- Born: 24 November 1923
- Died: 19 April 1992 (aged 68)
- Occupation: Classical horn player
- Organizations: London Philharmonic Orchestra; BBC Symphony Orchestra; Melos Ensemble; Western Michigan University;

= Neill Sanders =

British classical horn player (1923–1992)

Neill Joseph Sanders (24 November 1923 – 19 April 1992) was a British horn player, principal horn of the London Philharmonic Orchestra and the BBC Symphony Orchestra, and for 29 years a member of the Melos Ensemble. He was a professor at Western Michigan University in Kalamazoo, Michigan and founded the Fontana Ensemble and the Fontana Concert Society with its summer festival.

== Career ==

Neill Sanders grew up in a musical family. At the age of 16 he was already on a tour with the tenor Richard Tauber. At 18 he played principal horn in the London Symphony Orchestra for a short time. After the war he was principal horn again with the orchestra and also with the BBC Symphony Orchestra. He played second horn in the Philharmonia Orchestra for seven years with Dennis Brain. They both appeared with The London Wind Players in a Cambridge Summer Festival in 1950. They also were members of the London Baroque Ensemble, founded and conducted by Karl Haas, and recorded among others Serenades by Dvorak (1951) and Mozart (1952), Sonatinas for Wind Instruments by C.P.E. Bach, a Partita by Dittersdorf and music by Haydn and Gounod in 1953. The two horn players were featured in a lecture recital on "The Early Horn" on the BBC in 1955. Francis Poulenc wrote an Elégie for Brain, first performed by Neill Sanders with Poulenc at the piano, in a BBC broadcast on 17 February 1958.

=== Melos Ensemble ===

Neill Sanders was a founding member of the Melos Ensemble in 1950 and played with them for 29 years. They participated in premières of numerous works by Benjamin Britten including the War Requiem. The composer conducted the Melos Ensemble in the first performance in Coventry in 1962 and also in the first recording in 1963. Neill was a personal friend of Britten's and played principal horn for the Aldeburgh Festival, taking part in the premiere and first recordings of the church parables, Curlew River, The Burning Fiery Furnace and The Prodigal Son.

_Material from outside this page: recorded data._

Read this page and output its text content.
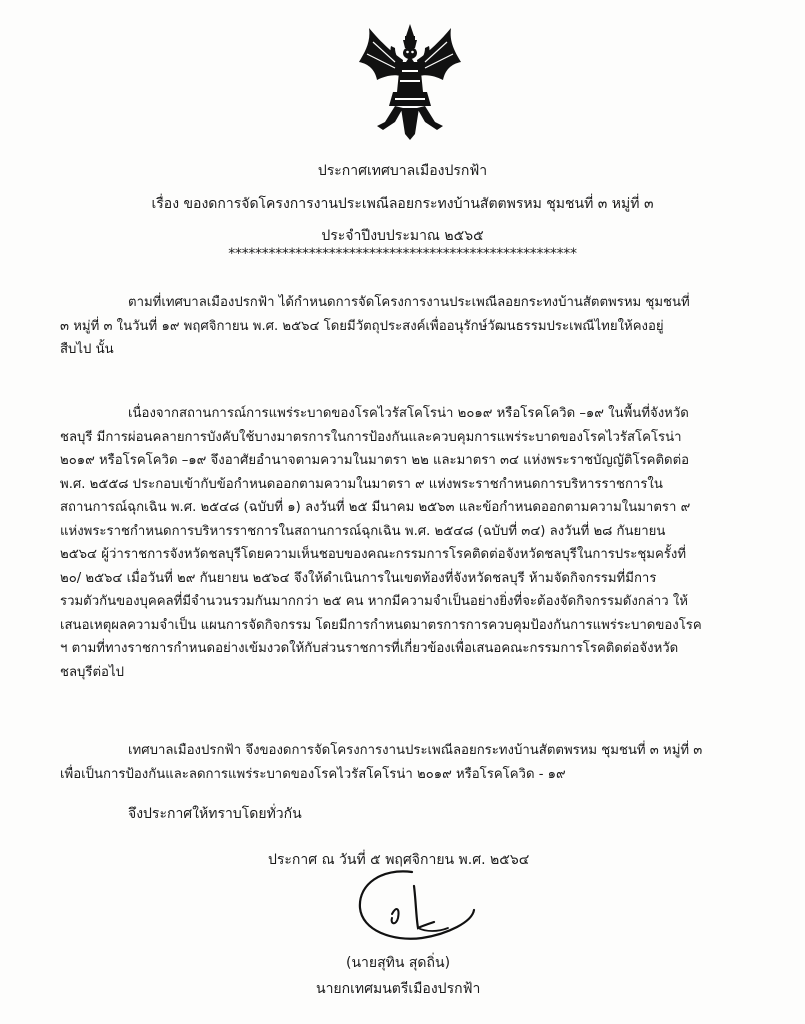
ประกาศเทศบาลเมืองปรกฟ้า
เรื่อง ของดการจัดโครงการงานประเพณีลอยกระทงบ้านสัตตพรหม ชุมชนที่ ๓ หมู่ที่ ๓
ประจำปีงบประมาณ ๒๕๖๕
****************************************************
ตามที่เทศบาลเมืองปรกฟ้า ได้กำหนดการจัดโครงการงานประเพณีลอยกระทงบ้านสัตตพรหม ชุมชนที่
๓ หมู่ที่ ๓ ในวันที่ ๑๙ พฤศจิกายน พ.ศ. ๒๕๖๔ โดยมีวัตถุประสงค์เพื่ออนุรักษ์วัฒนธรรมประเพณีไทยให้คงอยู่
สืบไป นั้น
เนื่องจากสถานการณ์การแพร่ระบาดของโรคไวรัสโคโรน่า ๒๐๑๙ หรือโรคโควิด –๑๙ ในพื้นที่จังหวัด
ชลบุรี มีการผ่อนคลายการบังคับใช้บางมาตรการในการป้องกันและควบคุมการแพร่ระบาดของโรคไวรัสโคโรน่า
๒๐๑๙ หรือโรคโควิด –๑๙ จึงอาศัยอำนาจตามความในมาตรา ๒๒ และมาตรา ๓๔ แห่งพระราชบัญญัติโรคติดต่อ
พ.ศ. ๒๕๕๘ ประกอบเข้ากับข้อกำหนดออกตามความในมาตรา ๙ แห่งพระราชกำหนดการบริหารราชการใน
สถานการณ์ฉุกเฉิน พ.ศ. ๒๕๔๘ (ฉบับที่ ๑) ลงวันที่ ๒๕ มีนาคม ๒๕๖๓ และข้อกำหนดออกตามความในมาตรา ๙
แห่งพระราชกำหนดการบริหารราชการในสถานการณ์ฉุกเฉิน พ.ศ. ๒๕๔๘ (ฉบับที่ ๓๔) ลงวันที่ ๒๘ กันยายน
๒๕๖๔ ผู้ว่าราชการจังหวัดชลบุรีโดยความเห็นชอบของคณะกรรมการโรคติดต่อจังหวัดชลบุรีในการประชุมครั้งที่
๒๐/ ๒๕๖๔ เมื่อวันที่ ๒๙ กันยายน ๒๕๖๔ จึงให้ดำเนินการในเขตท้องที่จังหวัดชลบุรี ห้ามจัดกิจกรรมที่มีการ
รวมตัวกันของบุคคลที่มีจำนวนรวมกันมากกว่า ๒๕ คน หากมีความจำเป็นอย่างยิ่งที่จะต้องจัดกิจกรรมดังกล่าว ให้
เสนอเหตุผลความจำเป็น แผนการจัดกิจกรรม โดยมีการกำหนดมาตรการการควบคุมป้องกันการแพร่ระบาดของโรค
ฯ ตามที่ทางราชการกำหนดอย่างเข้มงวดให้กับส่วนราชการที่เกี่ยวข้องเพื่อเสนอคณะกรรมการโรคติดต่อจังหวัด
ชลบุรีต่อไป
เทศบาลเมืองปรกฟ้า จึงของดการจัดโครงการงานประเพณีลอยกระทงบ้านสัตตพรหม ชุมชนที่ ๓ หมู่ที่ ๓
เพื่อเป็นการป้องกันและลดการแพร่ระบาดของโรคไวรัสโคโรน่า ๒๐๑๙ หรือโรคโควิด - ๑๙
จึงประกาศให้ทราบโดยทั่วกัน
ประกาศ ณ วันที่ ๕ พฤศจิกายน พ.ศ. ๒๕๖๔
(นายสุทิน สุดถิ่น)
นายกเทศมนตรีเมืองปรกฟ้า
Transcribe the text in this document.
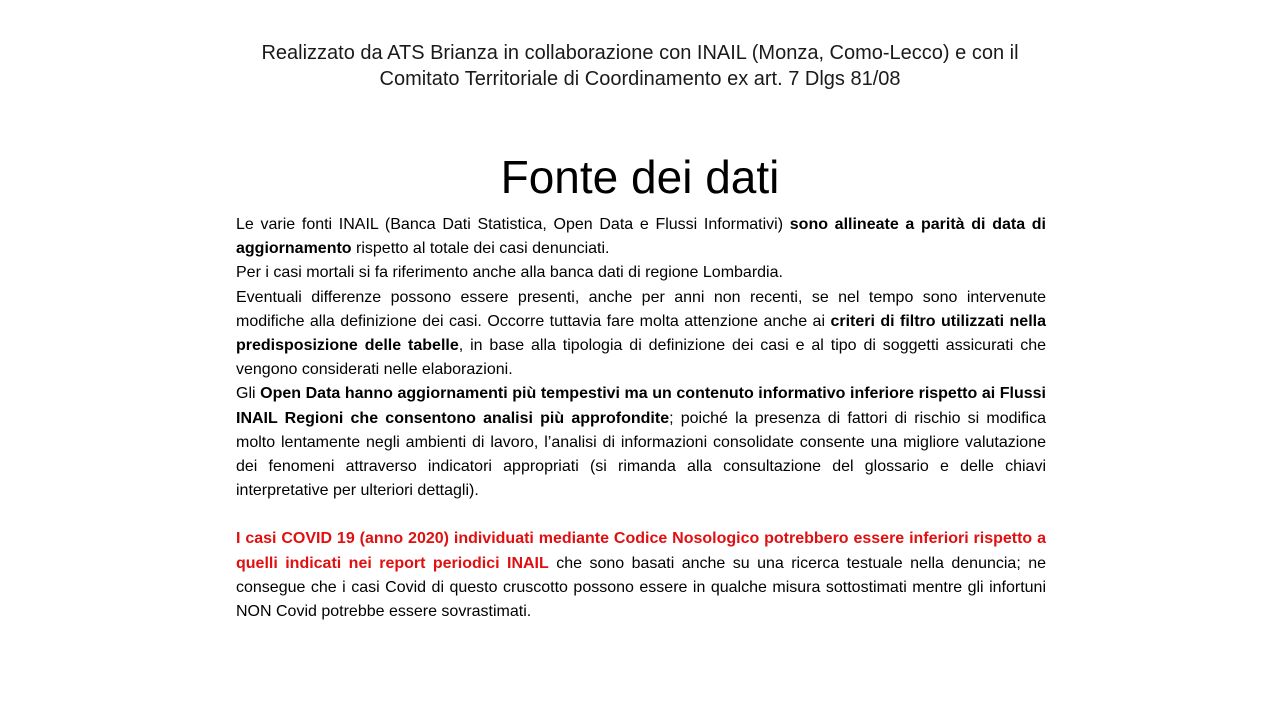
Realizzato da ATS Brianza in collaborazione con INAIL (Monza, Como-Lecco) e con il
Comitato Territoriale di Coordinamento ex art. 7 Dlgs 81/08
Fonte dei dati

Le varie fonti INAIL (Banca Dati Statistica, Open Data e Flussi Informativi) sono allineate a parità di data di aggiornamento rispetto al totale dei casi denunciati.

Per i casi mortali si fa riferimento anche alla banca dati di regione Lombardia.

Eventuali differenze possono essere presenti, anche per anni non recenti, se nel tempo sono intervenute modifiche alla definizione dei casi. Occorre tuttavia fare molta attenzione anche ai criteri di filtro utilizzati nella predisposizione delle tabelle, in base alla tipologia di definizione dei casi e al tipo di soggetti assicurati che vengono considerati nelle elaborazioni.

Gli Open Data hanno aggiornamenti più tempestivi ma un contenuto informativo inferiore rispetto ai Flussi INAIL Regioni che consentono analisi più approfondite; poiché la presenza di fattori di rischio si modifica molto lentamente negli ambienti di lavoro, l’analisi di informazioni consolidate consente una migliore valutazione dei fenomeni attraverso indicatori appropriati (si rimanda alla consultazione del glossario e delle chiavi interpretative per ulteriori dettagli).

I casi COVID 19 (anno 2020) individuati mediante Codice Nosologico potrebbero essere inferiori rispetto a quelli indicati nei report periodici INAIL che sono basati anche su una ricerca testuale nella denuncia; ne consegue che i casi Covid di questo cruscotto possono essere in qualche misura sottostimati mentre gli infortuni NON Covid potrebbe essere sovrastimati.
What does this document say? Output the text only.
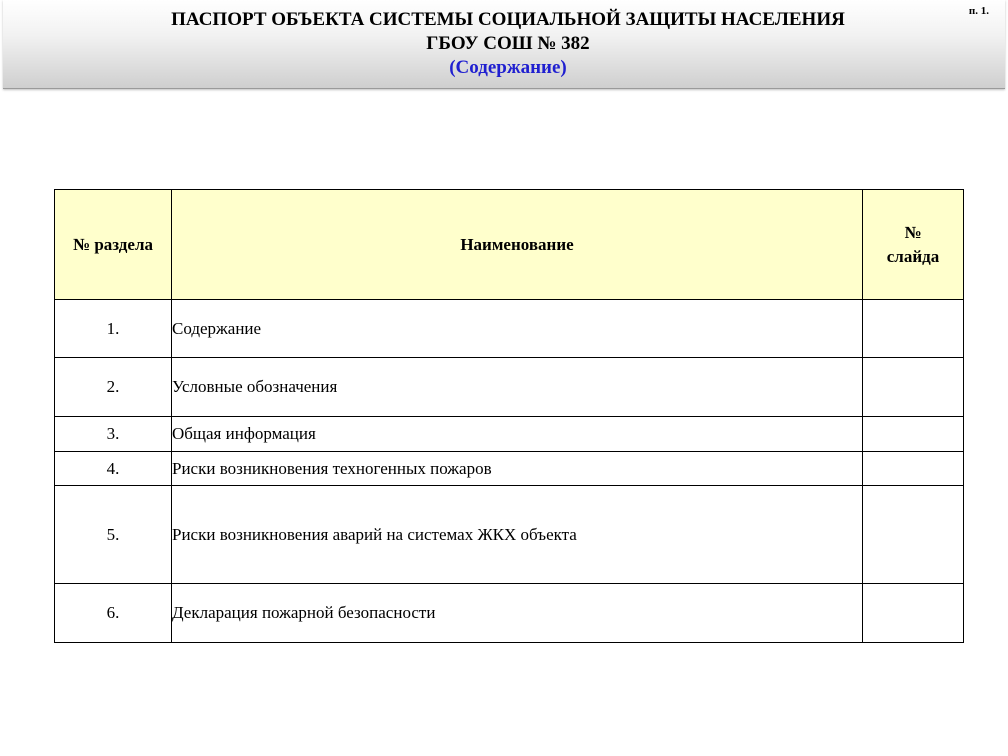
ПАСПОРТ ОБЪЕКТА СИСТЕМЫ СОЦИАЛЬНОЙ ЗАЩИТЫ НАСЕЛЕНИЯ
ГБОУ СОШ № 382
(Содержание)
п. 1.
№ раздела	Наименование	№
слайда
1.	Содержание	
2.	Условные обозначения	
3.	Общая информация	
4.	Риски возникновения техногенных пожаров	
5.	Риски возникновения аварий на системах ЖКХ объекта	
6.	Декларация пожарной безопасности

=== Neill Sanders Mouthpiece ===

He designed a special wide, slightly concave mouthpiece for the instrument, to spread the pressure and to increase endurance. Known as the "Neill Sanders Mouthpiece" or the "Neill Sanders Rim", it was produced into the late 1980s and is still in demand.

=== Teaching in London and Michigan ===

In London he taught many students who became principal horn players. In 1970 he was appointed Professor for Horn at Western Michigan University in Kalamazoo, Michigan. He also taught as guest professor at Michigan State University. On the campus he played in the Western Brass Quintet (professors of music at the university) the first performance of Masques by Ramon Zupko (also professor of the university) on 15 February 1974.

=== Fontana Chamber Arts ===

Neill Sanders returned to London every year to play, especially to continue his part in the Melos Ensemble, until 1979. Then he founded a similar large chamber ensemble in Michigan, the Fontana Ensemble, consisting of a string quintet, a wind quintet, and piano. In 1980 he founded the Fontana Concert Society, and in 1980 six concerts were performed at a first summer festival. He was its Executive and artistic director until his death.

In 1993 composer Mark Schultz wrote Podunk Lake for Amplified Horn Solo for the Fontana Festival in memory of Neill Sanders. The Neill Sanders Endowment for New Music Fund in the Kalamazoo Community Foundation bears his name.

== Recordings ==

His long discography includes many notable recordings with the Melos Ensemble. Some of the Philharmonia horn section recordings, including Haydn's “Hornsignal“ Symphony are included on Sotone CD 103. CD 108 features chamber music with horn, Johannes Brahms Trio in E-flat, Op. 40, Franz Schubert Auf dem Strom and Robert Schumann Adagio und Allegro, Op. 70.

Neill Sanders and other classical musicians participated in Sgt. Pepper's Lonely Hearts Club Band (The Beatles' 1967 studio album).